I think it is that very paradox of "fully God and fully man" that keeps me Christian.

For me, it is immensely comforting to think that God took into Himself all the complexity and paradox of being human. And in the process suffering what was surely one of the most inhuman and unjust deaths possible for a human. For me, this is an answer to to dilemma of suffering and free will (whether it satisfies everyone else or not). God created the possibility of human cruelty by giving us free will, yet He was willing to suffer the consequences of that cruelty and injustice Himself - and by transcending the worst humans can do. So he opens the way for us to transcend that cruelty also.

The Epistle to the Philippians 2:5-8 states it most clearly:

"Let this mind be in you, which was also in Christ Jesus: Who, being in the form of God, thought it not robbery to be equal with God: But made himself of no reputation, and took upon him the form of a servant, and was made in the likeness of men: And being found in fashion as a man, he humbled himself, and became obedient unto death, even the death of the cross."

I find that this passage is the essence of what keeps me a Christian.

I can't explain why Creation must include suffering and human evil as a necessary part of existence. But I see Christianity telling me that God was willing to take all of this mess and ambiguity and injustice into himself by becoming human.

For me, another expression of this same idea comes through the St.

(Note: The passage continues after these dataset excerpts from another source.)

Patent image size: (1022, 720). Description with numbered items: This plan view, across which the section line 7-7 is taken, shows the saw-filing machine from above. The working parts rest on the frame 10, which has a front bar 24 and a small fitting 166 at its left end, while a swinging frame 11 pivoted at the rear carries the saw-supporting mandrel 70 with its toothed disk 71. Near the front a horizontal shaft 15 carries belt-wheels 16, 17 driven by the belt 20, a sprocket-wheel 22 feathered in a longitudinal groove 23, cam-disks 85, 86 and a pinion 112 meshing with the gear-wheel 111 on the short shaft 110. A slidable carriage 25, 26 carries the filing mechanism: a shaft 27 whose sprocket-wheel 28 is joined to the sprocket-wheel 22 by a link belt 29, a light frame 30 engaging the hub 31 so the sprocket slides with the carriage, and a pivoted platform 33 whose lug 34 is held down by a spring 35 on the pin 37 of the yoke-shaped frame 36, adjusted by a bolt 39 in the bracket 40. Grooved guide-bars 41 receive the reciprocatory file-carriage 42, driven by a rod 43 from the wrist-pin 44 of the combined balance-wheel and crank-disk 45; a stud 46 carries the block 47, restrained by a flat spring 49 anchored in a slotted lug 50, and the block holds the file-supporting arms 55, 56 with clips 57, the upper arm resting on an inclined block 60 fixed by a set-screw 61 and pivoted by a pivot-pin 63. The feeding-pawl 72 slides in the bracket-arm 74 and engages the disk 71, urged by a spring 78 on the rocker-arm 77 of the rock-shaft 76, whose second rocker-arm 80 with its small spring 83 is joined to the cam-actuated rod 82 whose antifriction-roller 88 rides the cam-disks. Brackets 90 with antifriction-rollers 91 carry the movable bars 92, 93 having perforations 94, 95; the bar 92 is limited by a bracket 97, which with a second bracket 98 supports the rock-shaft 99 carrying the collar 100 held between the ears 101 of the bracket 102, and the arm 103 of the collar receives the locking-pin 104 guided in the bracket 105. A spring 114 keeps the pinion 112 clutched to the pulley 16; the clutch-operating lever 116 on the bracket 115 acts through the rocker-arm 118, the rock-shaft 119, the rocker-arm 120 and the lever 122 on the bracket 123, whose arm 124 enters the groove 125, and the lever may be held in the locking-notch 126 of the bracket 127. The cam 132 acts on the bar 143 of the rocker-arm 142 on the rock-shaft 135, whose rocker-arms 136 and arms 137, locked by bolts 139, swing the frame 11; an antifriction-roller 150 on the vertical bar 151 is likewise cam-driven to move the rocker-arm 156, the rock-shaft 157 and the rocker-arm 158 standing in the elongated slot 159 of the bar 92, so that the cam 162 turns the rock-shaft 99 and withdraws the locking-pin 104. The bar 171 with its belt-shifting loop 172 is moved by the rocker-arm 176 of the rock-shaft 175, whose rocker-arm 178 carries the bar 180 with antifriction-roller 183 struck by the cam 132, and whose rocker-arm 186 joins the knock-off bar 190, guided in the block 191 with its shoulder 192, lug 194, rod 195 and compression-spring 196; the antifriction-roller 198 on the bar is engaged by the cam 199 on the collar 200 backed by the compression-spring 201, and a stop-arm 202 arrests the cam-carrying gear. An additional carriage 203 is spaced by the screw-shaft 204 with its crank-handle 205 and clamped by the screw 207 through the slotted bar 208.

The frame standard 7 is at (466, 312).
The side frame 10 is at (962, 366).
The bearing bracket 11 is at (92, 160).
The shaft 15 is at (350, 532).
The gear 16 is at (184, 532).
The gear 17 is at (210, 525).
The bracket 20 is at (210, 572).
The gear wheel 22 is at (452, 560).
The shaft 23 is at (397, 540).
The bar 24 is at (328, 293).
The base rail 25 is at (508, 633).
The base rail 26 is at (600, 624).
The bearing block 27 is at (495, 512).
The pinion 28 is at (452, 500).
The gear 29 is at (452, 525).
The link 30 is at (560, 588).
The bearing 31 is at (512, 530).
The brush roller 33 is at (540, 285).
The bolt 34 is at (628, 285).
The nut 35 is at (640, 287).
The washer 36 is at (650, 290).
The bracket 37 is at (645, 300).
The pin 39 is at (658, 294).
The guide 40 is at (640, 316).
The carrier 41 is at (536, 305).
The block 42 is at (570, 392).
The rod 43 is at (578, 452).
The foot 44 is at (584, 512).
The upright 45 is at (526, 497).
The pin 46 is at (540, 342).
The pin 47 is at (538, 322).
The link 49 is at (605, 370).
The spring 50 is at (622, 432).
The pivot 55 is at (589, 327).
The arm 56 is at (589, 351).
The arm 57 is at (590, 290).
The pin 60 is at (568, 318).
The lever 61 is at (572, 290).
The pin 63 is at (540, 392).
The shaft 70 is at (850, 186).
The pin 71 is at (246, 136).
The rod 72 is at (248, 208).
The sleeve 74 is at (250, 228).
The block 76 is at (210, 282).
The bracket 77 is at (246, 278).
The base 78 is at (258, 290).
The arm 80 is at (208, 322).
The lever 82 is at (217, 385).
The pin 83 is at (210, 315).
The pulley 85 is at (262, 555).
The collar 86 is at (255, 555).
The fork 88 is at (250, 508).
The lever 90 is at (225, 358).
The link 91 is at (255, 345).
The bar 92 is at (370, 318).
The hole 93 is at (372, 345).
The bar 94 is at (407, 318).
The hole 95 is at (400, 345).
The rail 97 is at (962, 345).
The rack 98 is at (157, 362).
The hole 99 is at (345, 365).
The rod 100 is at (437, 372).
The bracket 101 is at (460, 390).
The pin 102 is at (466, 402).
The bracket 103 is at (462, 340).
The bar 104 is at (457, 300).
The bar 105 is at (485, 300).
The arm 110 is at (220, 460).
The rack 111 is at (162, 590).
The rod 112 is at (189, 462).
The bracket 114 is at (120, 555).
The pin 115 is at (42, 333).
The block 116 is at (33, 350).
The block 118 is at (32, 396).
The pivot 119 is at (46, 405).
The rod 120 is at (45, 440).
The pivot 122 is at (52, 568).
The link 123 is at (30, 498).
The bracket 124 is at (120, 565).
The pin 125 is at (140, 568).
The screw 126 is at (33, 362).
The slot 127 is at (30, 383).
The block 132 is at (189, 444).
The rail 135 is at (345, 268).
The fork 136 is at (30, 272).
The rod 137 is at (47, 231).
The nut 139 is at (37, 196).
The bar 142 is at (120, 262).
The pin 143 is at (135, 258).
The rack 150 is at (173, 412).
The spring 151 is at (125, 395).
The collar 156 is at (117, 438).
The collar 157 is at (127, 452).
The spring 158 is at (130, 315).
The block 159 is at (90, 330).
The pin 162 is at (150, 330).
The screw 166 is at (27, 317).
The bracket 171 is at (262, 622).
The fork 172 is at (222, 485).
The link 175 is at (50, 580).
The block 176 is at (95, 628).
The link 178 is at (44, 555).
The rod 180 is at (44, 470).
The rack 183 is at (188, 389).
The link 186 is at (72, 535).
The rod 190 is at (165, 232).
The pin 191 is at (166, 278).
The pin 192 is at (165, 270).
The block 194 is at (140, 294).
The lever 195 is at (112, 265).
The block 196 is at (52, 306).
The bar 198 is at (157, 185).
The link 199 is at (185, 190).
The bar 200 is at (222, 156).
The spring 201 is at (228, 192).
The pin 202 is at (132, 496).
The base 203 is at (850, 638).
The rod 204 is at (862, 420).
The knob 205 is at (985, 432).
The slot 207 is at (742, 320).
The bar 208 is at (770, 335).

Thomas Aquinas's words from the Panis Angelicus: "The bread of angels becomes the bread of man . . . What a marvel! The poor, the servant and the humble / May consume their Lord."

And yet the Christian story does not end with the death and humiliation of God in Christ. Philippians continues:

"Wherefore God also hath highly exalted him, and given him a name which is above every name: That at the name of Jesus every knee should bow, of things in heaven, and things in earth, and things under the earth; And that every tongue should confess that Jesus Christ is Lord, to the glory of God the Father."

To me, the same idea is stated differently (and applied to us, rather than Christ) in St. Francis' prayer:

"For it is in giving that we receive; it is in pardoning that we are pardoned; and it is in dying that we are born to eternal life."

I suppose this idea of the ultimate triumph of selfless love is not exclusively Christian, but because it is central to the Christian Gospel, I remain a Christian.